Sentimentos de papel
O tempo ensina, palavra do todo. Frase da razão.
O tempo ensina que o melhor é transformar em papel todos os sentimentos.
Desse jeito alcança mais gente, se difunde pelo mundo e não mundo, navega na internet.
Atinge a quem quer e quem não quer. Não vive encapsulado, mas se esparrama feito câncer quando sai da membrana celular e busca na noite outras células para inocular.
Sentimentos de papel viram de teoria, alertam, esclarecem, refletem, contaminam.
Obscuro desejo de todos, que poucos realizam.
Mosaico de palavras
Não busco mais um único sentido. Me acostumei a ver múltiplos sentidos em tudo, ou não ver nada além do que o básico que se permite ver. Vivemos o hoje com essa famigerada vontade de ter que dar uma função para tudo. Não vivemos simplesmente contemplando o dia, a vida e a noite. Mas ficamos numa masturbação exagerada de nossa mente em busca de alguma coisa, que não vai fazer diferença para grande maioria dos mortais.
Sinto em mim mais a presença dele e de suas ideias do que eu queria sentir. Na verdade não é que eu sinta ou veja nas minhas ideias as dele, não é isso, eu sinto em mim a interpretação das ideias dele. Como se eu escutasse sem escutar o que ele falava e daí fizesse as minhas ideias das leituras que fiz das ideias dele. De repente, a ideia dele verdadeira nada tem a ver com a minha . O que é mais provável.

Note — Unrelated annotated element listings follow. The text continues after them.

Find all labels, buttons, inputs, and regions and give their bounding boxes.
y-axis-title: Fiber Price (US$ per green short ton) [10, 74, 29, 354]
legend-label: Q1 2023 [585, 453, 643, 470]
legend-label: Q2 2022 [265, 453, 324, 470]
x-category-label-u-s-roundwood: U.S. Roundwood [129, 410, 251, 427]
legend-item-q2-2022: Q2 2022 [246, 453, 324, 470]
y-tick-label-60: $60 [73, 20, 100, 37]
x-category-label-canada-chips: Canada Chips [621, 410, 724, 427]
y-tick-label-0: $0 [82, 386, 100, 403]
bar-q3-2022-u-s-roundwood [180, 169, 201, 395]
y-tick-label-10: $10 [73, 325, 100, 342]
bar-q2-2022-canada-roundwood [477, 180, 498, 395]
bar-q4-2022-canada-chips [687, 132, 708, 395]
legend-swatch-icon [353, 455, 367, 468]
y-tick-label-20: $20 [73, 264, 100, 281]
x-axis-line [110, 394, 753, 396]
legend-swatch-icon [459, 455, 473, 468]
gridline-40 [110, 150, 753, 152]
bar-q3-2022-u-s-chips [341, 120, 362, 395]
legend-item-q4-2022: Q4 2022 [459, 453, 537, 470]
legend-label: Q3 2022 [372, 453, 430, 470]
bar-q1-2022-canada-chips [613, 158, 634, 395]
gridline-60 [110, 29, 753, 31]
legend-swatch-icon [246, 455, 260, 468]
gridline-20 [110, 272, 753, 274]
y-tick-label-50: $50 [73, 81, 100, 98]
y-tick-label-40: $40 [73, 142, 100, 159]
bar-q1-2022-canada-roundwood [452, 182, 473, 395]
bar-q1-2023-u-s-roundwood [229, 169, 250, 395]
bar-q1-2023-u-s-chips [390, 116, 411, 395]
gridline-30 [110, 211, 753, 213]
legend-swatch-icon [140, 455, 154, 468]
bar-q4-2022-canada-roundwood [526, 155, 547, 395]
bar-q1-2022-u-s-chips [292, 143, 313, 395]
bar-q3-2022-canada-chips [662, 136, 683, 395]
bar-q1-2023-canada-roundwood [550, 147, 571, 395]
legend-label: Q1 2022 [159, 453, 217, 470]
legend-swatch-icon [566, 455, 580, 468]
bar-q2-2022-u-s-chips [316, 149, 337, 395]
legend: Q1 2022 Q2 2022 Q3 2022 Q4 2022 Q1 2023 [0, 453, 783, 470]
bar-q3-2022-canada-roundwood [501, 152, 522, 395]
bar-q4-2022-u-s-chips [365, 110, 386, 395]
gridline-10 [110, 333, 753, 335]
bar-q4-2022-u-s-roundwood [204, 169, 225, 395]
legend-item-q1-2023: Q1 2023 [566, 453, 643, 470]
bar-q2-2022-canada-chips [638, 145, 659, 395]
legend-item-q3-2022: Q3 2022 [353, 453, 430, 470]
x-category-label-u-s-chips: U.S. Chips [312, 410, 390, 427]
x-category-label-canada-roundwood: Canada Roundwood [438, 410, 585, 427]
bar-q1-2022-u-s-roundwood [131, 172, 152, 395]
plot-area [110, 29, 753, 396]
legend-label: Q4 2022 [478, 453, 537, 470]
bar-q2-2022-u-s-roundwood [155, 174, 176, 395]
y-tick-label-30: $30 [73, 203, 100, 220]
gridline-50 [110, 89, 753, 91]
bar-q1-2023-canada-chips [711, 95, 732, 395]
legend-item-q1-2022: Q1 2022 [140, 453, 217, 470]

Li Foucault falando da escrita de si mesmo, e dessa escrita que só agora me fiz conhecer, ele fala das cartas. Do efeito da carta sobre quem lê. E que a carta para quem lê é como a presença daquele que a escreve. Será mesmo assim? Rememoro todos os meus escritos e o quanto de minha vida gastei,usei, escrevendo cartas para qualquer um que estivesse presente no meu momento.
Aprendi isso não sei quando, pensava que tivesse sido com Rahel, a personagem de Hannah Arent mas não foi. Foi antes disso que me dediquei a escrever cartas para mim mesmo. Escrevia buscando sempre elaborar o que me acontecia. Mas não elaborava, porque não relia as cartas. Escrevia para mim, e não me mandava as cartas, não me endereçava. Logo não tinha o prazer ou a dor de me ler. Então não sabia o que eu tinha escrito para mim, e escrevia de novo a mesma carta. Fiz isso 999 vezes. Muitas vezes. Guardei tudo, pois não sou do tipo que joga o passado, nem o presente no lixo. Guardo tudo, só para que um dia depois que eu morrer alguém tenha o trabalho de fazer uma grande fogueira com todos esses papeizinhos multiformes de mim.
Todavia pode ser que eu também tenha sorte, ou azar, de alguém preparado querer fazer mosaicos de palavras com trechos de mim. Seria uma coisa meio disforme, desconexa, translouca no sentido mais que na forma.